A couple of weeks ago, I introduced you to one of my current pet projects, mostly aimed at making my next job easier but which could also be of interest to some of you: CLplusplus. Since then, that project has grown quite a bit, and I think it is now safe to say that it is about 50% there. Not in the usual terms of “50% of the code is written, untested and undocumented”, but in actual whole-project effort terms.
At the time where I wrote my last post on the subject, the full platform layer was ready. This meant that one could easily query platforms and devices, select some that met a user’s need, and create a context from them. But beyond that, raw OpenCL API calls were still needed.
Since then, I’ve been busy with the runtime layer, implementing such niceties as command queues, events, buffers, program objects, and kernels. There is also a small image implementation in there since yesterday, though right now it doesn’t do much. With all this infrastructure in place, one may now write pretty full-featured OpenCL programs, only hitting the wall of missing library features when looking for fairly advanced features that will be discussed below.
In parallel, I have added plenty of small examples applications to the root of the git repository, which serve a dual purpose: to document the expected usage patterns of the library, and to check that the code works in real hardware interaction scenarios (something which hardware-agnostic unit tests cannot do).

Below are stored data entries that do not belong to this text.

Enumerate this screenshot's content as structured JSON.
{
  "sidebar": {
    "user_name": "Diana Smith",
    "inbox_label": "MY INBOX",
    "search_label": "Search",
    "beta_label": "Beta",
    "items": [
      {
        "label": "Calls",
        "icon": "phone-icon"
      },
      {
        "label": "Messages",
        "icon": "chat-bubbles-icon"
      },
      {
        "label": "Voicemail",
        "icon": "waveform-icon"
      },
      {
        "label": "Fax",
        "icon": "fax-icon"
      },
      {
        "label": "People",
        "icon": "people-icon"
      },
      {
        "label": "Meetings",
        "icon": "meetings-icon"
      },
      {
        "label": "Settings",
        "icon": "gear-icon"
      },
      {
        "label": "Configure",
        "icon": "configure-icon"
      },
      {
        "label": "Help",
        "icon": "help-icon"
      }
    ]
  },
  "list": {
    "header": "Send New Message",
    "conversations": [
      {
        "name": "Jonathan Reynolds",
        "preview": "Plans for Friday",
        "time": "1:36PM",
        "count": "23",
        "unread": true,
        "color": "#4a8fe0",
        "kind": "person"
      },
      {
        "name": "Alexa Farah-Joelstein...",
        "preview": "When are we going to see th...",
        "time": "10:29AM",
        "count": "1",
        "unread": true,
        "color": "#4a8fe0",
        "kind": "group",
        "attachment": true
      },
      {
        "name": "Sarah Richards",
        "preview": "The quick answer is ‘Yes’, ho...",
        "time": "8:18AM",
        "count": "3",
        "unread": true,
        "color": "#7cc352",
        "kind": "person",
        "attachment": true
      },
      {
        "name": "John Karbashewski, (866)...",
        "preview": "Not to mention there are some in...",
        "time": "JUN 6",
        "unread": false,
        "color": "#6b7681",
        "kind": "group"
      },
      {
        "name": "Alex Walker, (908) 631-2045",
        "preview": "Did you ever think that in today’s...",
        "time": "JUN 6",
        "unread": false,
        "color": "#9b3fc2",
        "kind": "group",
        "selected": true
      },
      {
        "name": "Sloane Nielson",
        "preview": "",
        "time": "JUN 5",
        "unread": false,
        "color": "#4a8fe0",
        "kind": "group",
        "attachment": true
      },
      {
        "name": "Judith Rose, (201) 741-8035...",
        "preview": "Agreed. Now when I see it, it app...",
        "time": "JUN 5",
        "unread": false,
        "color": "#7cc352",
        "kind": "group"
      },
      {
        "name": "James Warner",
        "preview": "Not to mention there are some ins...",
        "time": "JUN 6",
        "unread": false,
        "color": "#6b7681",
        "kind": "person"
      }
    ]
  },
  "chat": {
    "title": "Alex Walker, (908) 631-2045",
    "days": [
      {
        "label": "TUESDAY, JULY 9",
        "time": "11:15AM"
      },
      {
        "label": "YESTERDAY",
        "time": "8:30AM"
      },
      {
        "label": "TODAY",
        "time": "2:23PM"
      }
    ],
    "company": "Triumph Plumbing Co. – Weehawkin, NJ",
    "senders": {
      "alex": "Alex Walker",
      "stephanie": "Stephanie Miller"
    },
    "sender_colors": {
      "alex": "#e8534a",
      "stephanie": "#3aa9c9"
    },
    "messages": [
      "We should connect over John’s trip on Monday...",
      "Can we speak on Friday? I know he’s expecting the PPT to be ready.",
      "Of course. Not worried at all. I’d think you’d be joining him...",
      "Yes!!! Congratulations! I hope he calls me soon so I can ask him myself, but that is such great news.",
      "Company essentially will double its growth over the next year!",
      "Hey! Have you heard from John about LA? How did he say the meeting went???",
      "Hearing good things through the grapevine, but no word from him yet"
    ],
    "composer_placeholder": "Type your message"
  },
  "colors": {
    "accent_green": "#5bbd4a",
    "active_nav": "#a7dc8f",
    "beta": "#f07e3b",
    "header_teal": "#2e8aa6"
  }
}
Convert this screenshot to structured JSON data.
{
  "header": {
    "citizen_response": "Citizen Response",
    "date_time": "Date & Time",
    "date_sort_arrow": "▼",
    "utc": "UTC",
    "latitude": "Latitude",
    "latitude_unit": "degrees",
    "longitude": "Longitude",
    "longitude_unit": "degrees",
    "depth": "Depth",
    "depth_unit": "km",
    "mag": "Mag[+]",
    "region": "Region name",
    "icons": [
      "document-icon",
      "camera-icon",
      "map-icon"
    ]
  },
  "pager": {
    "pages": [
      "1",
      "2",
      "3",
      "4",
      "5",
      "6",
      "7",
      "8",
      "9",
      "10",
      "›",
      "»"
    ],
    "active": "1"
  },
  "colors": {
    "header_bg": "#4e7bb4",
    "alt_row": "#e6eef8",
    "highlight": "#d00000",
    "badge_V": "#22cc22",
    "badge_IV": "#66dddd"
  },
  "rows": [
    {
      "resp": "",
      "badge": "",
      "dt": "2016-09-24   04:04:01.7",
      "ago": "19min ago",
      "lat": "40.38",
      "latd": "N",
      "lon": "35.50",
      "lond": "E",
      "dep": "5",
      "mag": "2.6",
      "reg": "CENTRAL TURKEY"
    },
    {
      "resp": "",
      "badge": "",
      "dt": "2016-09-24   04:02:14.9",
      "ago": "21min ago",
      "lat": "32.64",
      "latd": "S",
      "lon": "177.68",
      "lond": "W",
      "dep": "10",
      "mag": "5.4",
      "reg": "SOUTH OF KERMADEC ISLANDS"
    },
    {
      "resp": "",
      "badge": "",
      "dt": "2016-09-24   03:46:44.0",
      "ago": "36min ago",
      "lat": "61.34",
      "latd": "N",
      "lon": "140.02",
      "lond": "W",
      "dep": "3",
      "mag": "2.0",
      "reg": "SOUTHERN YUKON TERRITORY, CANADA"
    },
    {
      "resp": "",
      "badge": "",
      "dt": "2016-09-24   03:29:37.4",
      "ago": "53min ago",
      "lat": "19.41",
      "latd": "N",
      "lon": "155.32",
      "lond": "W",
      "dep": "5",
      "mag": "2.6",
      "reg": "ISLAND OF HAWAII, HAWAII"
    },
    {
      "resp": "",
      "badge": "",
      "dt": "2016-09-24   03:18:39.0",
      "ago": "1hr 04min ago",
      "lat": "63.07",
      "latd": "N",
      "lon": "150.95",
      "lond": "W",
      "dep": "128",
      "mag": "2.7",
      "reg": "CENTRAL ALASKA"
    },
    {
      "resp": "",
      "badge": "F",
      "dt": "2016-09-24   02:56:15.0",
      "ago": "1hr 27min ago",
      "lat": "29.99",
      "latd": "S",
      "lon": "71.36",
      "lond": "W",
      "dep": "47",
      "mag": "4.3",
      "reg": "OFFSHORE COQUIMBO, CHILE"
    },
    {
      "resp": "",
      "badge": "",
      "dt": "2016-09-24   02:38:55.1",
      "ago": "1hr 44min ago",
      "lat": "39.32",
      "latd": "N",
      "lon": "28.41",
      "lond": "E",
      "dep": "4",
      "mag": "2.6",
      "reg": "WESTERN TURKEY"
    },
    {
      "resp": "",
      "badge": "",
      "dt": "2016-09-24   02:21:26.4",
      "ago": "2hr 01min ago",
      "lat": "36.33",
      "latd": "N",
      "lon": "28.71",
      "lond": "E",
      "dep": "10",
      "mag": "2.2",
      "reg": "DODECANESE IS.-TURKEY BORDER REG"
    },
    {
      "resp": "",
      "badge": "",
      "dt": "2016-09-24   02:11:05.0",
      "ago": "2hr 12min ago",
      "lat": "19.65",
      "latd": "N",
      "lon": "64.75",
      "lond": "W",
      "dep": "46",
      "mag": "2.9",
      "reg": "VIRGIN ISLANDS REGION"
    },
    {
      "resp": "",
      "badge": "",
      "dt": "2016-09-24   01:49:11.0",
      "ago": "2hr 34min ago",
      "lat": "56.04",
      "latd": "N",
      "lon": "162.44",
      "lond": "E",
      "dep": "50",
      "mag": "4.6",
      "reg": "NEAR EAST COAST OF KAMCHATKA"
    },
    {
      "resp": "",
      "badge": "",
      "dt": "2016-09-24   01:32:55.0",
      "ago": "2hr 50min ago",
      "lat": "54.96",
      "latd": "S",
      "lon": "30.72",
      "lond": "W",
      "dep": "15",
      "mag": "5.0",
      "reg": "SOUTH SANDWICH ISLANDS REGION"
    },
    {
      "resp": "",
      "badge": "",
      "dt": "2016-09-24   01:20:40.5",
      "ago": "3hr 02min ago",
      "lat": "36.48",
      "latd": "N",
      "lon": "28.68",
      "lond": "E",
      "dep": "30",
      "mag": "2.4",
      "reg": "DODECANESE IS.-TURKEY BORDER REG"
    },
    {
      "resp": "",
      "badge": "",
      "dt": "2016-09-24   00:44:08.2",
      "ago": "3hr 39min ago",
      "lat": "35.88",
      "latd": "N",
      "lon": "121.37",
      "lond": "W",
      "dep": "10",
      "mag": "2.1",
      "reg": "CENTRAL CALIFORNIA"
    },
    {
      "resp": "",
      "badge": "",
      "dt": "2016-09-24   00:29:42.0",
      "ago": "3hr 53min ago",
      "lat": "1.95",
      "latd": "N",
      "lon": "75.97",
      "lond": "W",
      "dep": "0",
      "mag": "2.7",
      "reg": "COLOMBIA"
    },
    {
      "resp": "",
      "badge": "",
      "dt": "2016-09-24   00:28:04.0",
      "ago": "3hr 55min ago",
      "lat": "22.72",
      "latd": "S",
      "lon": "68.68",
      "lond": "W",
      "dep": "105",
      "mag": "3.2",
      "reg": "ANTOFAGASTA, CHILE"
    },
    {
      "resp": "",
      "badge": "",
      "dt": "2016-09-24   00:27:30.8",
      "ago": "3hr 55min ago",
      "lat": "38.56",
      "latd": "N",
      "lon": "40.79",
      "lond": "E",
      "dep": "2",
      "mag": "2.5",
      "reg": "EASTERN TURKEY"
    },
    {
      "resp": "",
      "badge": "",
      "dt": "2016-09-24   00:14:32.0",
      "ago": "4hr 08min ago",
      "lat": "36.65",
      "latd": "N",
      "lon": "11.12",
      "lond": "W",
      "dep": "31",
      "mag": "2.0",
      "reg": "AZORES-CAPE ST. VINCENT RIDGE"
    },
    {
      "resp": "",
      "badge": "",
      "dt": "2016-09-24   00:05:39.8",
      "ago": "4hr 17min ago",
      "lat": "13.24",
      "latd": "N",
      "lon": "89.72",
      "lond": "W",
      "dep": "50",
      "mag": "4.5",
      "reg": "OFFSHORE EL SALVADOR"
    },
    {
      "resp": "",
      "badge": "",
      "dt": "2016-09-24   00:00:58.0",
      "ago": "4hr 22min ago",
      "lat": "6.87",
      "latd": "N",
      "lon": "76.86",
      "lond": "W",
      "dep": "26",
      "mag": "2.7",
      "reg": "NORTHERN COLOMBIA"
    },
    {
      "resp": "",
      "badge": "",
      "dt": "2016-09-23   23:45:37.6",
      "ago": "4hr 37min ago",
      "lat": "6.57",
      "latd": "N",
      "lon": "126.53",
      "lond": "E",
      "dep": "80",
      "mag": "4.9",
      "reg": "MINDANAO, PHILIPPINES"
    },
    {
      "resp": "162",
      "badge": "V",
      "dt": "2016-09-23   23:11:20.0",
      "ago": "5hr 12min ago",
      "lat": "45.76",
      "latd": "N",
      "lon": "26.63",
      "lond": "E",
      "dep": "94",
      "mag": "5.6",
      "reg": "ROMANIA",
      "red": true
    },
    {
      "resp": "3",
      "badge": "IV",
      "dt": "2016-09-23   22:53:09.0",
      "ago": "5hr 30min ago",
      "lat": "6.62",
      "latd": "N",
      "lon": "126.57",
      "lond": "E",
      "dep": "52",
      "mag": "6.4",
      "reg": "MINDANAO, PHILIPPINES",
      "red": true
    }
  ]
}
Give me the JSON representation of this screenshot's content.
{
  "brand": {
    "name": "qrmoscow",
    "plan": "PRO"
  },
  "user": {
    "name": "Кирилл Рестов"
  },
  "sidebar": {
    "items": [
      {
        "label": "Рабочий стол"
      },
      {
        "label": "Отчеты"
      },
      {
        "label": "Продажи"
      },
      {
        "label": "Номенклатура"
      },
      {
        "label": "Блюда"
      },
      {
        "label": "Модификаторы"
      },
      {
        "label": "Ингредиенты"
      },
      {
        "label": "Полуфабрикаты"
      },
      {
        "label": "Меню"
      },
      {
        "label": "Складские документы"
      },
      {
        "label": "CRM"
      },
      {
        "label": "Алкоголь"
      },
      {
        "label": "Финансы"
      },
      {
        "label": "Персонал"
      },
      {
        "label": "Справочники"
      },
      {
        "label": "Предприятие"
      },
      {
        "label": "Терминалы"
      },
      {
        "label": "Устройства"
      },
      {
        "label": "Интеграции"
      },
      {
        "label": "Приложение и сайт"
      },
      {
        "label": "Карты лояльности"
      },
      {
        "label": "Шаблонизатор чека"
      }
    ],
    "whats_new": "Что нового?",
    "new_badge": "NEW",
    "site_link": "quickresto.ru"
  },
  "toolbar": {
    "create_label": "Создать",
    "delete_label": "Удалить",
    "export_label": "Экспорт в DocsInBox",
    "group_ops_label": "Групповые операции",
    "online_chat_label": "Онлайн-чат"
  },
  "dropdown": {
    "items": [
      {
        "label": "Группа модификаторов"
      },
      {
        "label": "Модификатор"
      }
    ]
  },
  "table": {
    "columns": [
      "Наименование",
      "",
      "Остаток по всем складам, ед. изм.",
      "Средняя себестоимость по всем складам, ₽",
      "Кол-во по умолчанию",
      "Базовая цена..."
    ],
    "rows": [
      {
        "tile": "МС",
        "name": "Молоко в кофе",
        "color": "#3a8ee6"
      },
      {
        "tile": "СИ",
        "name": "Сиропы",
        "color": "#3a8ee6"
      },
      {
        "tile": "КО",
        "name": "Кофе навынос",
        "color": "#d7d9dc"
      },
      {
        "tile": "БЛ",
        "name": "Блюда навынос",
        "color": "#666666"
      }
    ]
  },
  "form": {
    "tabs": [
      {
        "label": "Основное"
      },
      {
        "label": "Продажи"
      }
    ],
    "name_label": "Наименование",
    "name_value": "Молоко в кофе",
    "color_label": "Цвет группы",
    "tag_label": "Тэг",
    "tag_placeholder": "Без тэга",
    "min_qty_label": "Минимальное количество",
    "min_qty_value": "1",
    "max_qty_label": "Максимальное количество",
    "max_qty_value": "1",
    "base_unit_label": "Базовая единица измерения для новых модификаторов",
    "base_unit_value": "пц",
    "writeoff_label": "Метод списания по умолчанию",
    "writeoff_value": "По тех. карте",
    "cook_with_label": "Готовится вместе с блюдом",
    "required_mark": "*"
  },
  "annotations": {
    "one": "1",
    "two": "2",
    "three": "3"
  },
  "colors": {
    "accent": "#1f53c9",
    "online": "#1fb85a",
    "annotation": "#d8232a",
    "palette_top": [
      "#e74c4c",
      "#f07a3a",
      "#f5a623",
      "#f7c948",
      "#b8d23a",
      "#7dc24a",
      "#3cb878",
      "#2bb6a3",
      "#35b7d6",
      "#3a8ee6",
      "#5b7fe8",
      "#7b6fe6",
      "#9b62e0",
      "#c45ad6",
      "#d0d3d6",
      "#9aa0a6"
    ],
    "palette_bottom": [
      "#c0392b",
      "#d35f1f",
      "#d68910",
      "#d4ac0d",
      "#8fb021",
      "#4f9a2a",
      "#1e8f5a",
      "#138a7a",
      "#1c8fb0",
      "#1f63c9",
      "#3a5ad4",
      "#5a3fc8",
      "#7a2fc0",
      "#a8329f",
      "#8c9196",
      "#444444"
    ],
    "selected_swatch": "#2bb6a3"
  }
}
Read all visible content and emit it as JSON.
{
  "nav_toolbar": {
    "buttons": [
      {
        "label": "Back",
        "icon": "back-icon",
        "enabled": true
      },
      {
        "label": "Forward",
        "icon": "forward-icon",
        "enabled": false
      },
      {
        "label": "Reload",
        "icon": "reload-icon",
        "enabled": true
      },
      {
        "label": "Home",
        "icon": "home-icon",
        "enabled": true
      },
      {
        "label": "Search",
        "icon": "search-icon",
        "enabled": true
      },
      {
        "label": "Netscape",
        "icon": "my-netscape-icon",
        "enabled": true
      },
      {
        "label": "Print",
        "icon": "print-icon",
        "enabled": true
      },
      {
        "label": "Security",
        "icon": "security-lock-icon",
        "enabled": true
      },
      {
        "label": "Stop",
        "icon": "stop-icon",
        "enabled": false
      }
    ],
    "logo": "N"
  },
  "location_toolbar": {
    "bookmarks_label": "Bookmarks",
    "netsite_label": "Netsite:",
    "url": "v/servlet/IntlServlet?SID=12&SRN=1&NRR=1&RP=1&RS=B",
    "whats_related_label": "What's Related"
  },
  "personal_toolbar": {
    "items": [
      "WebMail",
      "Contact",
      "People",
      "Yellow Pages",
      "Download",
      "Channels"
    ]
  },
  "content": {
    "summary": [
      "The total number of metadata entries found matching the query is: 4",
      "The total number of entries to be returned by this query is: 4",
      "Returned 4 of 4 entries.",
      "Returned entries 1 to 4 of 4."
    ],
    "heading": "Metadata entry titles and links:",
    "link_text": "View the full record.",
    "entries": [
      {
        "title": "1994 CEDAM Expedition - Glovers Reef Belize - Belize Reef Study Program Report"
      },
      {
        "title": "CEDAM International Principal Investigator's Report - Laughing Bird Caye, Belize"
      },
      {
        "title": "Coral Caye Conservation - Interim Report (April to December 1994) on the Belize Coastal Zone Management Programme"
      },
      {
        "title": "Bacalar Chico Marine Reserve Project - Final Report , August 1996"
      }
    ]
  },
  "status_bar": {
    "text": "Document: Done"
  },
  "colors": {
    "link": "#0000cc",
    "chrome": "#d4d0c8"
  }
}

In the runtime layer, there are essentially three core features missing:
- Images + samplers, for optimized access to neighbouring data.
- Separate program object compilation, to ease the pain of compiling large projects with plenty of OpenCL C files.
- Native kernels, to help users leverage those implementations which have them.
Once the runtime layer is complete, the next step for me will be to produce a high-quality documentation of the library, including a reference listing of all public functions, and a higher-level introduction to the API focusing on design goals and general principles. The later should also feature pointers to the examples, offering some kind of basic self-learning program.
Longer-term, on the “might do, or might not” front, I believe interesting tracks to explore would be advertising the library to potential users, and implementing a bigger program which uses it as a final test. I have in my drawers a physical simulation which is easily parallelizable (and, in fact, already runs in parallel on CPUs using OpenMP) and is starved for computational power due to its O(N²) complexity as a function of integrand resolution. I’m curious about how well such a simulation would scale to a GPU architecture.